Open YuanBoXie opened 1 year ago
If OpenSearch really can handle these cases, could you please give me some examples? I feel really confused about this feature.
@hexbo Thanks for you interest on ml-commons. Currently we only support text embedding model (refer to this doc). Can you explain more details about your use cases? Like what's your model type, expected input/output, how will you expect to use your model in OpenSearch etc.
Thanks for your reply @ylwu-amzn. Here are some details about my use case:
Model: Graph Neural Network Model Input: JSON object format that describes an attribute graph, including vertices set and edges set in the graph. eg.
{
"vertex": [
[12.1,31.3,123.2,1.3],
[2.4,5.3,2.1,10.0],
],
"edge": [
[1],
[]
]
}
This is a directed graph with one edge and two vertices. For each vertex, it contains a feature vector, such as [12.1,31.3,123.2,1.3]
.The key of "edge" describes the link relationship between two vertices. Here it means a directed edge in which the source is 0 and the target is 1. Then GNN calculates the graph embedding for this graph.
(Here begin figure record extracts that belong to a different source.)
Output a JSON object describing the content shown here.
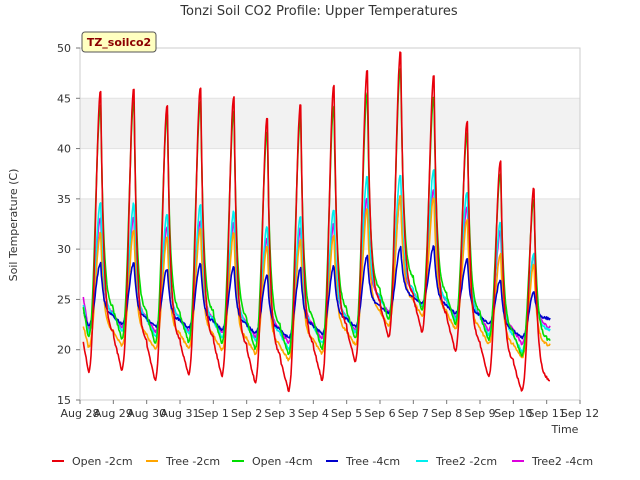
{
  "chart_data": {
    "type": "line",
    "title": "Tonzi Soil CO2 Profile: Upper Temperatures",
    "xlabel": "Time",
    "ylabel": "Soil Temperature (C)",
    "ylim": [
      15,
      50
    ],
    "yticks": [
      15,
      20,
      25,
      30,
      35,
      40,
      45,
      50
    ],
    "xlim": [
      0,
      15
    ],
    "xtick_labels": [
      "Aug 28",
      "Aug 29",
      "Aug 30",
      "Aug 31",
      "Sep 1",
      "Sep 2",
      "Sep 3",
      "Sep 4",
      "Sep 5",
      "Sep 6",
      "Sep 7",
      "Sep 8",
      "Sep 9",
      "Sep 10",
      "Sep 11",
      "Sep 12"
    ],
    "grid": "horizontal alternating bands",
    "legend_position": "bottom",
    "annotation": "TZ_soilco2",
    "series": [
      {
        "name": "Open -2cm",
        "color": "#e8000b",
        "daily_min": [
          17.8,
          18.0,
          17.0,
          17.5,
          17.4,
          16.7,
          15.9,
          17.0,
          18.8,
          21.3,
          21.8,
          19.9,
          17.4,
          15.9,
          null
        ],
        "daily_max": [
          45.8,
          46.2,
          44.5,
          46.3,
          45.3,
          43.2,
          44.6,
          46.4,
          48.0,
          49.8,
          47.4,
          42.8,
          38.9,
          36.2,
          null
        ],
        "start": 20.8,
        "end": 17.0
      },
      {
        "name": "Tree -2cm",
        "color": "#ffa500",
        "daily_min": [
          20.3,
          20.4,
          20.0,
          20.2,
          20.0,
          19.6,
          19.0,
          19.6,
          20.5,
          22.4,
          23.4,
          22.1,
          20.6,
          19.2,
          null
        ],
        "daily_max": [
          31.7,
          32.0,
          31.2,
          32.2,
          31.7,
          30.4,
          31.0,
          31.4,
          34.1,
          35.3,
          35.2,
          33.0,
          29.6,
          28.5,
          null
        ],
        "start": 22.4,
        "end": 20.5
      },
      {
        "name": "Open -4cm",
        "color": "#00dd00",
        "daily_min": [
          21.2,
          21.1,
          20.6,
          20.8,
          20.6,
          20.1,
          19.5,
          20.1,
          21.1,
          23.0,
          24.0,
          22.6,
          21.0,
          19.4,
          null
        ],
        "daily_max": [
          44.5,
          44.8,
          43.5,
          44.8,
          43.8,
          41.8,
          43.2,
          44.3,
          45.6,
          48.2,
          45.3,
          41.6,
          37.5,
          35.0,
          null
        ],
        "start": 24.2,
        "end": 21.0
      },
      {
        "name": "Tree -4cm",
        "color": "#0000cc",
        "daily_min": [
          22.4,
          22.6,
          22.3,
          22.2,
          22.0,
          21.7,
          21.2,
          21.6,
          22.3,
          23.6,
          24.6,
          23.6,
          22.6,
          21.2,
          null
        ],
        "daily_max": [
          28.6,
          28.7,
          28.1,
          28.6,
          28.3,
          27.5,
          28.1,
          28.3,
          29.3,
          30.2,
          30.3,
          29.0,
          26.9,
          25.8,
          null
        ],
        "start": 23.8,
        "end": 23.1
      },
      {
        "name": "Tree2 -2cm",
        "color": "#00eeee",
        "daily_min": [
          21.7,
          21.9,
          21.4,
          21.6,
          21.3,
          20.9,
          20.1,
          20.7,
          21.7,
          23.5,
          24.3,
          23.0,
          21.5,
          19.8,
          null
        ],
        "daily_max": [
          34.6,
          34.6,
          33.6,
          34.4,
          33.8,
          32.3,
          33.3,
          34.0,
          37.3,
          37.5,
          38.0,
          35.8,
          32.8,
          29.6,
          null
        ],
        "start": 24.5,
        "end": 22.0
      },
      {
        "name": "Tree2 -4cm",
        "color": "#dd00dd",
        "daily_min": [
          22.0,
          22.2,
          21.8,
          21.9,
          21.7,
          21.3,
          20.7,
          21.1,
          22.0,
          23.7,
          24.4,
          23.2,
          21.9,
          20.6,
          null
        ],
        "daily_max": [
          33.2,
          33.2,
          32.2,
          32.9,
          32.6,
          31.2,
          32.1,
          32.6,
          35.2,
          35.3,
          36.1,
          34.2,
          31.8,
          29.4,
          null
        ],
        "start": 25.2,
        "end": 22.3
      }
    ]
  }
}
Actually, the graph described in JSON above needs adjacency matrix form before being input into the model. In total it contains two input matrices, one is about graph attributes, and the other one is an adjacency matrix.
// graph attributes
[
[12.1,31.3,123.2,1.3],
[2.4,5.3,2.1,10.0],
]
// adjacency matrix: the mask
[
[0,1]
[0,0]
]
Expected output: the graph embedding(64 dimension float vector or higher)
How to use:
@hexbo Thanks this is a good suggestion. Do you have other use cases/models except for GNN ? We are improving this feature to support more types of models. Appreciate if you can share more use cases
Can OpenSearch handle these cases described before?